To improve the quality of Copilot's suggestions in the first place, you should create custom instructions. These instructions add context to all prompts that tells Copilot to follow your company's coding standards.

  1. To establish a good baseline, create custom instructions at the organization level. These can be high-level standards that are likely to apply to any repository. However, note that these instructions only apply on the GitHub website. See Ajout d’instructions personnalisées d’organisation pour GitHub Copilot.
  2. For more complete coverage, encourage developers and repository administrators to write custom instructions for specific repositories. These apply in more places than organization instructions, and can go into more detail about each project and its requirements. See Ajout d’instructions personnalisées de référentiel pour GitHub Copilot.

5. Encourage best practices

With strong guardrails in place, developers should already be enabled to use AI effectively. However, it is important to provide training on AI tools and create a culture where best practices are encouraged, rather than just enforced.

  1. Communicate your governance settings and your company's expectations for how developers should use Copilot. For example, if all agent work should be thoroughly reviewed, ensure this process is established and communicated.
  2. Create onboarding resources such as internal documentation or videos. For a starting point, share existing resources like Meilleures pratiques pour l’utilisation de GitHub Copilot and Cookbook GitHub Copilot Chat.
  3. Offer ongoing training and support, such as workshops. In successful rollouts, many companies identify "champions" who can train others on how to use Copilot effectively.

6. Plan for the worst

Even with the strictest guardrails in place, it is always possible that vulnerable or error-prone code will be merged, regardless of whether your developers are using AI tools.

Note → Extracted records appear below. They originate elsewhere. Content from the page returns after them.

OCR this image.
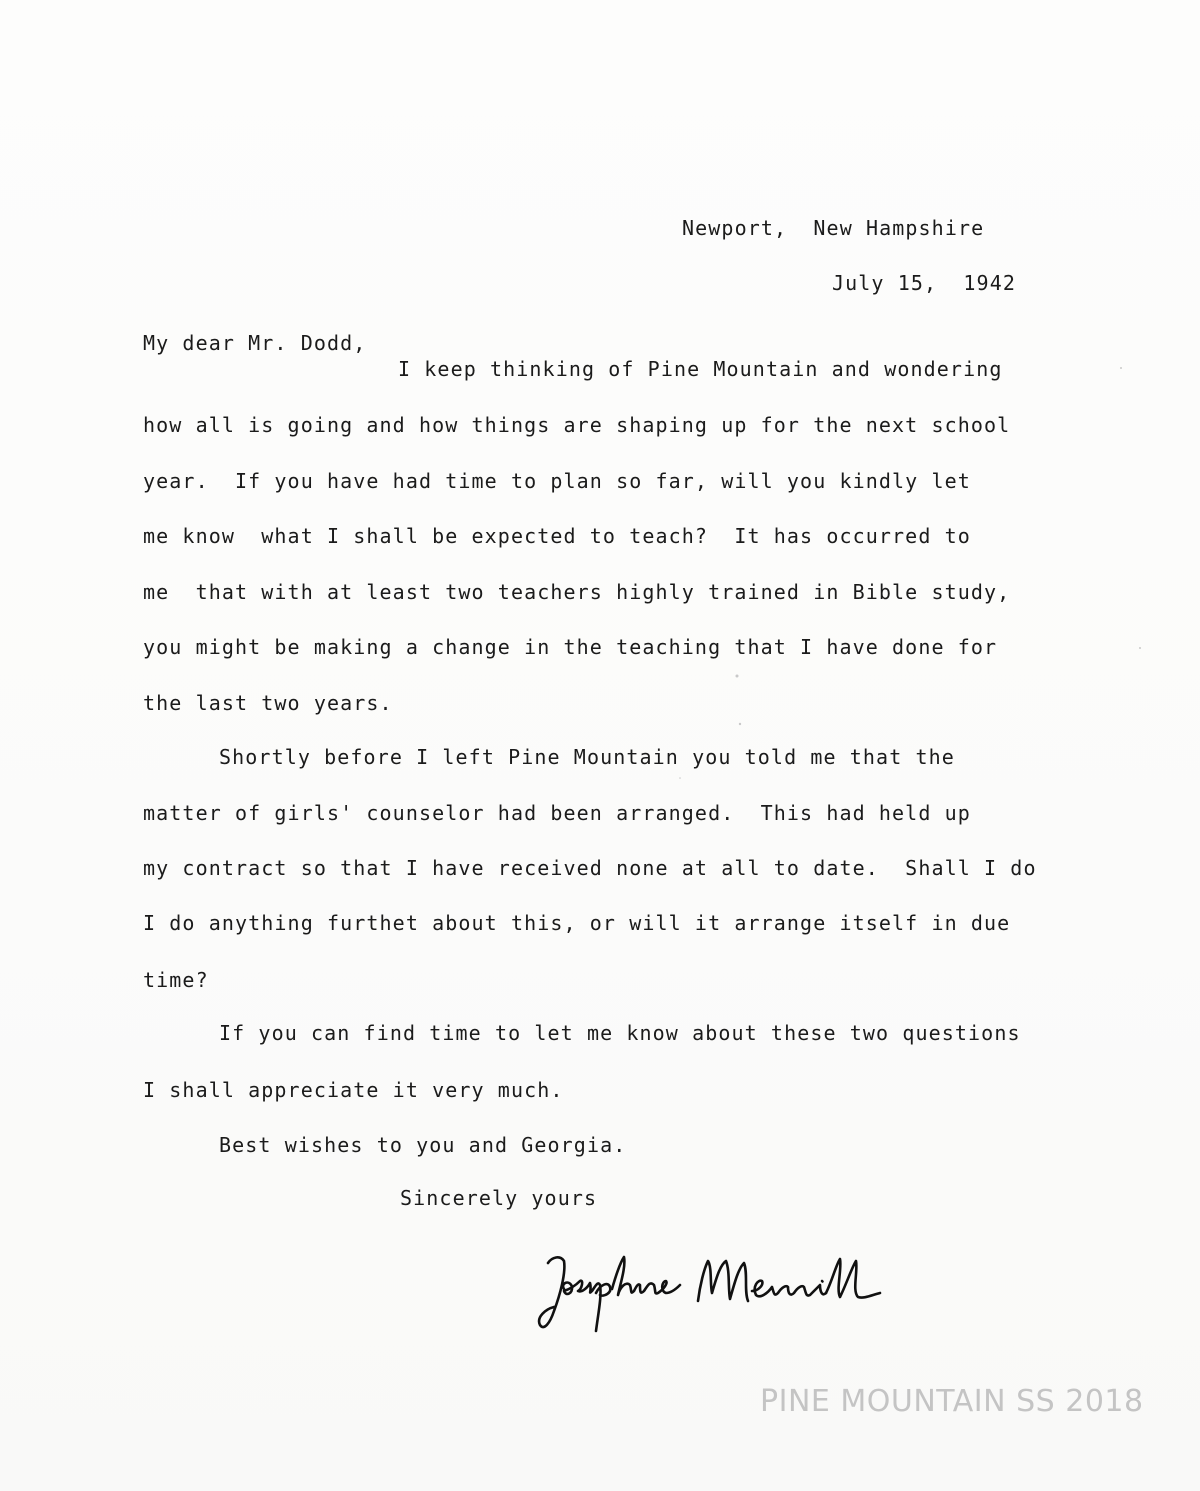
Newport,  New Hampshire
July 15,  1942
My dear Mr. Dodd,
I keep thinking of Pine Mountain and wondering
how all is going and how things are shaping up for the next school
year.  If you have had time to plan so far, will you kindly let
me know  what I shall be expected to teach?  It has occurred to
me  that with at least two teachers highly trained in Bible study,
you might be making a change in the teaching that I have done for
the last two years.
Shortly before I left Pine Mountain you told me that the
matter of girls' counselor had been arranged.  This had held up
my contract so that I have received none at all to date.  Shall I do
I do anything furthet about this, or will it arrange itself in due
time?
If you can find time to let me know about these two questions
I shall appreciate it very much.
Best wishes to you and Georgia.
Sincerely yours
PINE MOUNTAIN SS 2018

To prepare for these scenarios, you should plan for how you will address problems and communicate this plan with developers. For example:

  1. Revert a bad pull request and roll back a deployment.
  2. Create a discussion post analyzing what went wrong and how to avoid it in the future.
  3. Check audit logs for things like ruleset bypasses, incorrect permissions, or changes to governance settings.

7. Check code quality

If you're confident in your governance model but still concerned that Copilot will reduce the quality of your codebase over time, you can measure this over the course of a rollout. If enabled, GitHub Code Quality provides metrics on the code health of your repositories. See À propos de la qualité du code GitHub.

Next steps

Understand how your enterprise can use the audit log to monitor changes to configuration settings and license assignment. See Examen des journaux d’audit pour GitHub Copilot Business.